In the way that these men react to Sawa there’s also a complex system of ideas at play as each of Sawa’s employers seem incapable of defining exactly what sort of “services” they expect of her. Nurse, housekeeper, mother, courtesan? From the original, perhaps innocent though far from appropriate, request each of the men Sawa encounters can’t help but view her as a some kind of sex object and react with various degrees of embarrassment about it. To them she is many things though never quite a “person” until, perhaps, their relationship begins to near its end and each reaches some kind of epiphany brought about by her presence.
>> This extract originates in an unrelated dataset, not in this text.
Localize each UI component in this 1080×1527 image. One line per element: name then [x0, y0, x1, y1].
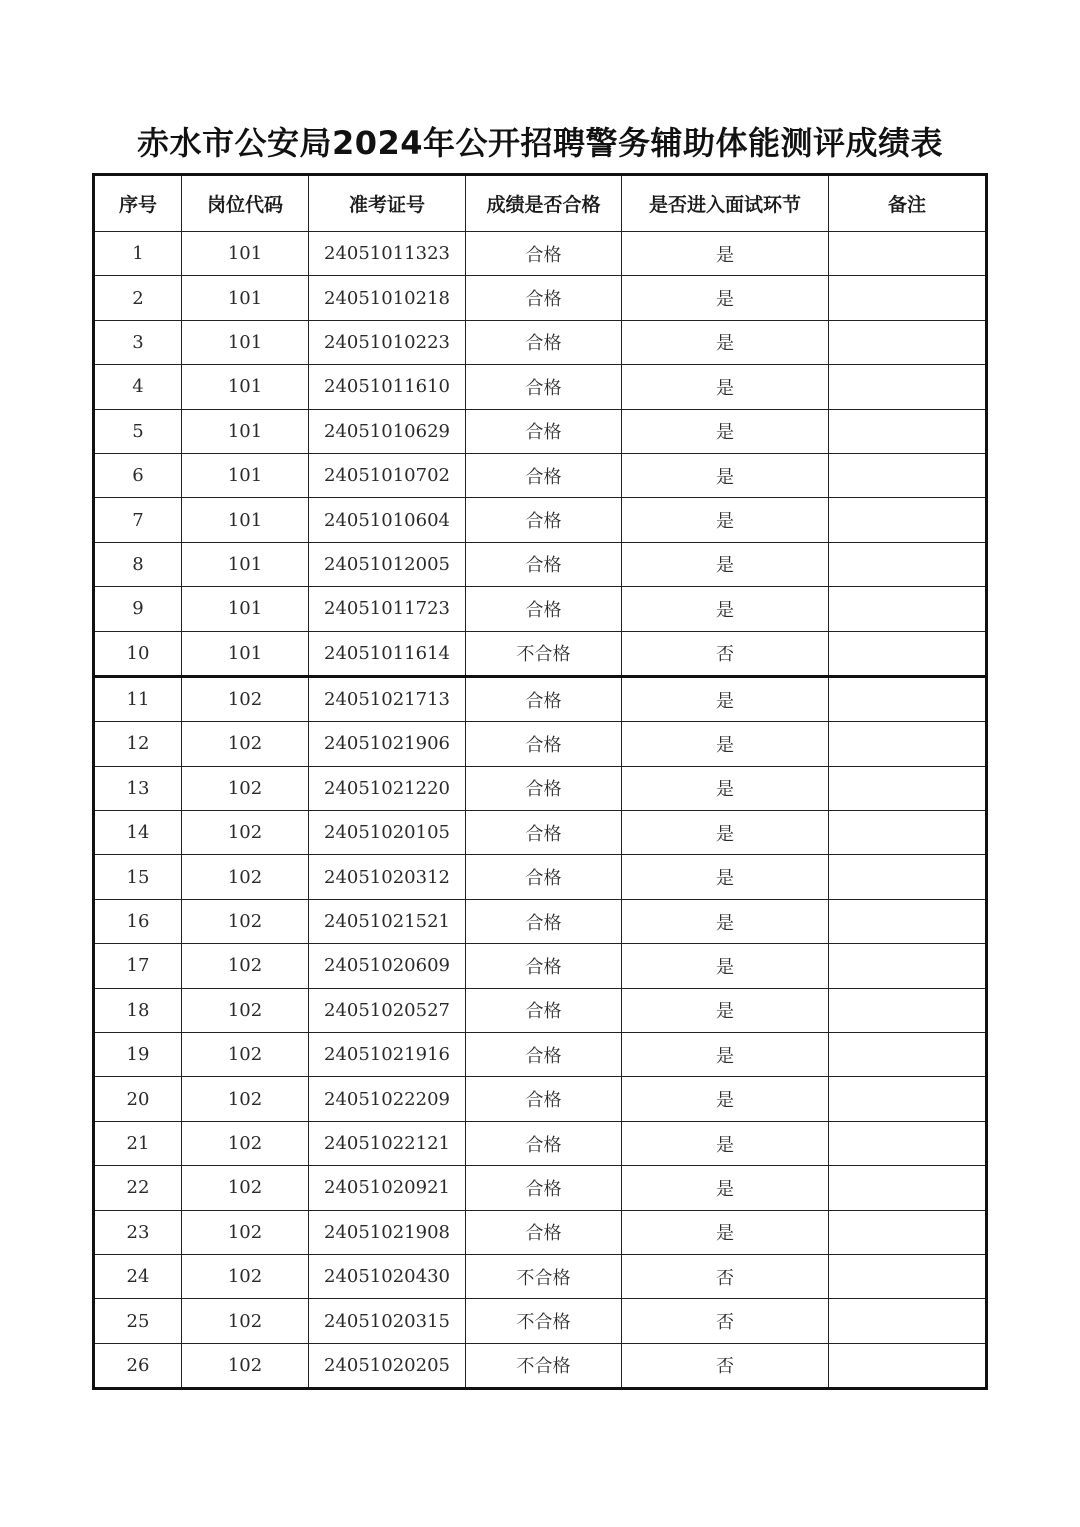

However, Sawa herself is perfectly aware of each of these complexities and perfectly willing to exploit them with a sort of amused ruefulness.
The 0.5mm of the title refers to a metaphor offered on a farewell cassette tape from the second of Sawa’s old gentlemen that one person may be only be able to move a mountain by 0.5mm but if everyone got together the mountain would move and you could start a revolution. At once he bemoans Japan’s military past but also laments that something of the community spirit from those days has been lost. That if we all just stopped living in wilful isolation and embraced the fact that we’re all here together at the same time we could make things better for everyone. Much of the film is about the distance between people – young/old, male/female it isn’t the distinction that matters but the series of invisible walls that exist to keep people apart.
Warm, enigmatic and surprisingly funny (if in a kind of dark way) 0.5mm is is a complex and thought provoking film that is also often very beautiful and immensely enjoyable. At 196 minutes, it’s undeniably a long film with an episodic structure though it largely manages to sustain its lengthy running time without outstaying its welcome. Rich and strange, 0.5mm is all the better for its unresolved mysteries and offers an impressively nuanced cross section of modern society made all the more detailed thanks to its epic scope.